Luca Annunziata

Luca Annunziata

Ago 8, 2017, 1:30pm

iPhone 8, quel che si sa (e quello che non si sa) del prossimo smartphone Apple

Forma dello schermo, colore, design. Il decimo anniversario dal lancio del primo iPhone promette di essere un capitolo da ricordare. Ma cosa hanno in serbo davvero a Cupertino?

Con la discesa in campo di Evan Blass ormai si può dire che ci sono pochi dubbi: quando l’oracolo di @evleaks si esprime, tutte le volte le sue predizioni si trasformano in realtà. Dunque il prossimo iPhone, che i più chiamano iPhone 8 ma vedremo quale sarà la denominazione che sceglierà Apple, avrà uno schermo senza cornici come i recenti Samsung Galaxy S8 e LG G6: però non mancheranno le differenze, a cominciare da dove sarà collocato il lettore di impronte digitali, fino al colore della scocca.

Uno schermo grande grande

Storicamente, iPhone sconta un ritardo rispetto alla concorrenza: la presenza di un grosso pulsante circolare “home” sul frontale del dispositivo, in basso, ha costretto i designer a creare sulla parte superiore del device uno spazio bianco grande quasi altrettanto per mantenere la simmetria. Anche la cornice laterale dello schermo non è mai stata sottilissima, complice anche la tecnologia IPS impiegata per il pannello LCD montato. Tutto questo cambierà in questa nuova edizione del melafonino.

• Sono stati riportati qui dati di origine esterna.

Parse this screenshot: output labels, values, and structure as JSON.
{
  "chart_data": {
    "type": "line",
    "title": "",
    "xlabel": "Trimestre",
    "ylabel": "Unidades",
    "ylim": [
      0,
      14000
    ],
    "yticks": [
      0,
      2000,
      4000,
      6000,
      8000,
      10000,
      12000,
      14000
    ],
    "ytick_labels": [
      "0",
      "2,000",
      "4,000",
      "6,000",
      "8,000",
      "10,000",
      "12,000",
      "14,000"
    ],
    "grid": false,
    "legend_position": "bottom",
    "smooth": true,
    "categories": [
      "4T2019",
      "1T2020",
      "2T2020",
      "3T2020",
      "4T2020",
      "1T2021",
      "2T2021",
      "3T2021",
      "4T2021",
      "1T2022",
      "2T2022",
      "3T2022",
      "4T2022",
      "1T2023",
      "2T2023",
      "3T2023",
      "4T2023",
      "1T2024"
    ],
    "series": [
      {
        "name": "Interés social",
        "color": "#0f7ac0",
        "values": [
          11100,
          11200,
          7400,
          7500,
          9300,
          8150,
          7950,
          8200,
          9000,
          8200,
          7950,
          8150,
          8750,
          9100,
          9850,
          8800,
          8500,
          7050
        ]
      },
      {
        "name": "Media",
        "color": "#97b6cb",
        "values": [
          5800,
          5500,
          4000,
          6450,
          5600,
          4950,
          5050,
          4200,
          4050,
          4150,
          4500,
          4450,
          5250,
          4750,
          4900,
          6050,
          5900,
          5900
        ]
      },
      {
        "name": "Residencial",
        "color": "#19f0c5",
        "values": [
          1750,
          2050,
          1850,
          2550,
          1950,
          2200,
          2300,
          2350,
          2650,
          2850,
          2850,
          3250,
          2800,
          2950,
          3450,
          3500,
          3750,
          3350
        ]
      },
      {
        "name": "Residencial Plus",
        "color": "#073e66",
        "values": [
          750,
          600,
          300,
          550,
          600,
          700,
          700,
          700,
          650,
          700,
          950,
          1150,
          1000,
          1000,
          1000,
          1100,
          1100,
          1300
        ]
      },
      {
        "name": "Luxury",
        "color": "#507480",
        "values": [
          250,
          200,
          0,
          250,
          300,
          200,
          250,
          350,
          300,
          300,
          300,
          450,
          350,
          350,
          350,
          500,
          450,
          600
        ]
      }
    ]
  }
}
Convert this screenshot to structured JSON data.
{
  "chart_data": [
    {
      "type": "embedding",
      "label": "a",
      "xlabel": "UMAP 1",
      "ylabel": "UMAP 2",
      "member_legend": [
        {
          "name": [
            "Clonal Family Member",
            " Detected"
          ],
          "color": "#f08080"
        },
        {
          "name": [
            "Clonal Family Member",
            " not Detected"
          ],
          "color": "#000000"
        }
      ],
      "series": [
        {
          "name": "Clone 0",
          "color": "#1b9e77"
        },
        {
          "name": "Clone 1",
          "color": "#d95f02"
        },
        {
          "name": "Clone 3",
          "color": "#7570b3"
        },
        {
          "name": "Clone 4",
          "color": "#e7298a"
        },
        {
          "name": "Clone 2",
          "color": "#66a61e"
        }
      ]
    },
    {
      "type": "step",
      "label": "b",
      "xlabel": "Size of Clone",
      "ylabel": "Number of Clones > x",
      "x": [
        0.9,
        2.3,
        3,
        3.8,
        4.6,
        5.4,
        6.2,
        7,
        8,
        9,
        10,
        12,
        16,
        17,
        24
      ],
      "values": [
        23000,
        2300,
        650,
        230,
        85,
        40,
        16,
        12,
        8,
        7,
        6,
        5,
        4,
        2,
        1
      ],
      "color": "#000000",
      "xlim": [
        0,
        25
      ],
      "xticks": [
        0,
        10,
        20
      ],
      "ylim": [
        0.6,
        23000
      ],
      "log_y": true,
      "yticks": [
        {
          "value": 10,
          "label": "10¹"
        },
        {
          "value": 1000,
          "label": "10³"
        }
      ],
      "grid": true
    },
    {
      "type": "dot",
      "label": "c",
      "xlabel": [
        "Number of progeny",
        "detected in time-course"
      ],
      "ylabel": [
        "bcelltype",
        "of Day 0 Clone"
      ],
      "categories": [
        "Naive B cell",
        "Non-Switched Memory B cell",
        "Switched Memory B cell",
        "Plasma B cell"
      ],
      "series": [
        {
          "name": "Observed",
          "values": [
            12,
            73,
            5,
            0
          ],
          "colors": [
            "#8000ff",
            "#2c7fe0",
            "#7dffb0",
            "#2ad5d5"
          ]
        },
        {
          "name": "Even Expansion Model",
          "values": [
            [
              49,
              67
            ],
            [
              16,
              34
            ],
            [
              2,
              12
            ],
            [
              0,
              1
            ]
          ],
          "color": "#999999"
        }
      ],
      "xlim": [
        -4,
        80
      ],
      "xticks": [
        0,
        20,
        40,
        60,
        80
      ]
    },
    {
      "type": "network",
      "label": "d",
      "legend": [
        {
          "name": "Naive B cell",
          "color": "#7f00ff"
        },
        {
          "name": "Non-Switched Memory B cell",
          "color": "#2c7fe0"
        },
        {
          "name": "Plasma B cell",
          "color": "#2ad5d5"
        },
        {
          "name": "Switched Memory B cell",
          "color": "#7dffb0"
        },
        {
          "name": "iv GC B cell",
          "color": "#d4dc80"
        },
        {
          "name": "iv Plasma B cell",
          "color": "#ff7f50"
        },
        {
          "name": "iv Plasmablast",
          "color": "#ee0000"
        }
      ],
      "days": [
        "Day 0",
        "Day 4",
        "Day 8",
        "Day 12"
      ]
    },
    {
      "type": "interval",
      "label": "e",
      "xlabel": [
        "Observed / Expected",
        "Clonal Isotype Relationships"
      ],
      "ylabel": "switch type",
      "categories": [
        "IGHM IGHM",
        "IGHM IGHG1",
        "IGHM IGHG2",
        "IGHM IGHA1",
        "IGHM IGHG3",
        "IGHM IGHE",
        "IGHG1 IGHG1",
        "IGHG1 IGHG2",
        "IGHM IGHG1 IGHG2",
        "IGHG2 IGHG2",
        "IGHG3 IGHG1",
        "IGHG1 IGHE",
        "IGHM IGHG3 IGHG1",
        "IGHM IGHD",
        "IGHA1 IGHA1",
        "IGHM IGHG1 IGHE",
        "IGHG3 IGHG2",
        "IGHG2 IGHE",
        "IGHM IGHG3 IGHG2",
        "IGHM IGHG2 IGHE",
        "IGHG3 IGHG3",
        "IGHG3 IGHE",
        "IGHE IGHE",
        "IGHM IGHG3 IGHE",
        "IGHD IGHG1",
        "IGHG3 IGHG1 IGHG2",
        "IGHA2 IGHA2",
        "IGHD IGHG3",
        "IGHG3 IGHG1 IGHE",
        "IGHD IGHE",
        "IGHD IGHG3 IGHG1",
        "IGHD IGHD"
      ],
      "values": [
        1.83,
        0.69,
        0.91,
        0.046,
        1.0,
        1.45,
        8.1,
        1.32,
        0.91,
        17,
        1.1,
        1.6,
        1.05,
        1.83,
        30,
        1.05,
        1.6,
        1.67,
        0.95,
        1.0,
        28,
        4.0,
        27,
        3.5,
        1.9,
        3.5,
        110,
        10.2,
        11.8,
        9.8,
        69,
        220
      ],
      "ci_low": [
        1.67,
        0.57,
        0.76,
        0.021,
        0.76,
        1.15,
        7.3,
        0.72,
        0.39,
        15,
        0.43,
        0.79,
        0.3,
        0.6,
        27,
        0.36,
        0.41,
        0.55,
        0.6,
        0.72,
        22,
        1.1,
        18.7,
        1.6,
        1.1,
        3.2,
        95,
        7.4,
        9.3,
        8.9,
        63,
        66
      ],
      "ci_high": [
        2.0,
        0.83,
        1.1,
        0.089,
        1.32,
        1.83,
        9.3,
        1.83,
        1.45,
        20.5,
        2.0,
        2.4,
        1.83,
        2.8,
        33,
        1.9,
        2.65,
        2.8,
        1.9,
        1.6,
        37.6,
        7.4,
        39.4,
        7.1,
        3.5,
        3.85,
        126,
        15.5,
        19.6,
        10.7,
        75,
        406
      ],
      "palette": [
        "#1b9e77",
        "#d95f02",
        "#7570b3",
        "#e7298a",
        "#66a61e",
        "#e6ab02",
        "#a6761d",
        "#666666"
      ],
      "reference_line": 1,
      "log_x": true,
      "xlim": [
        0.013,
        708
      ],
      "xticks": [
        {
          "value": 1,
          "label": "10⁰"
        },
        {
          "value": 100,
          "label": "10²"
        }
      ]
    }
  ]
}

Apple si starebbe preparando ad adottare uno dei cavalli di battaglia della concorrenza, un pannello OLED prodotto proprio da quella Samsung che ha fatto di AMOLED una della caratteristiche premium della sua offerta di smartphone: un panello OLED è più semplice da gestire sia per quanto attiene lo spazio occupato che per l’illuminazione, oltre a permettere di mostrare neri più profondi e colori molto contrastati. Montare un pannello OLED permette inoltre di ridurre al minimo lo spessore delle cornici e anche dargli una forma differente: lo hanno già fatto le già citate Samsung sull’S8 (e la coreana sta per bissare con il Note 8) e LG sul G6. Resta da capire se Apple seguirà le concorrenti nel formato 18:9 o se resterà legata al più tradizionale 16:9.

Altro fattore interessante è legato al sistema di riconoscimento biometrico: dalla foto di Evan Blass sembra di poter dedurre che anche iPhone adotterà il riconoscimento delle iridi come prima avevano già fatto Samsung e Microsoft. La sparizione del pulsante fisico lascia poi aperte due strade per le impronte digitali: Apple potrebbe traslocare il sensore sul posteriore, come ha fatto Samsung, oppure portare a compimento quello che doveva essere il design ideale del Galaxy S8. La tecnologia per incorporare un lettore di impronte direttamente nello schermo, piazzandolo in modo del tutto invisibile in basso dove si sarebbe trovato il tasto su iPhone 7, dovrebbe ormai essere abbastanza matura da renderla utilizzabile.

La questione cromatica

Anche per quanto attiene il resto dell’estetica si fa un gran parlare di nuove colorazioni che saranno introdotte da Apple in questa tornata. La versione silver e quella black non sembrano in discussione ma, come già successo con iPod, a Cupertino potrebbero stare pensando di aumentare il numero di colorazioni a disposizione: anche questo è un trend affermato nel settore, e Apple pur volendo restare nella fascia alta del mercato non può trascurare questo aspetto.

La foto che circola con insistenza in queste ore mostra tre iPhone (con doppia fotocamera posteriore, piazzata però con una inedita disposizione “verticale”) in tre diverse colorazioni: quella nera, quella argento e una che inizialmente è stata definita genericamente “rame” (copper). Il rame, però, non è un materiale particolarmente legato al lusso: ecco dunque farsi strada l’ipotesi bronzo, questo sì un metallo nobile e che si sta facendo anche strada nel mondo dell’orologeria svizzera di alta gamma.

Un tris olimpico di iPhone nella combinazione oro, argento e bronzo non suona affatto male: aggiungiamoci il nero, il nero lucido, la versione oro rosato, quella RED, ed ecco una bella gamma ampia di colorazioni che potrebbero intercettare i gusti di tantissimi appassionati. In più, visto che abbiamo parlato di orologi, ci potrebbe essere in serbo anche una nuova versione di Apple Watch: e allora perché non immaginare anche per quest’ultimo una versione bronzo, magari anche con modem LTE a bordo che slegherebbe (finalmente) il suo funzionamento dalla presenza di un iPhone nella tasca di chi lo indossa.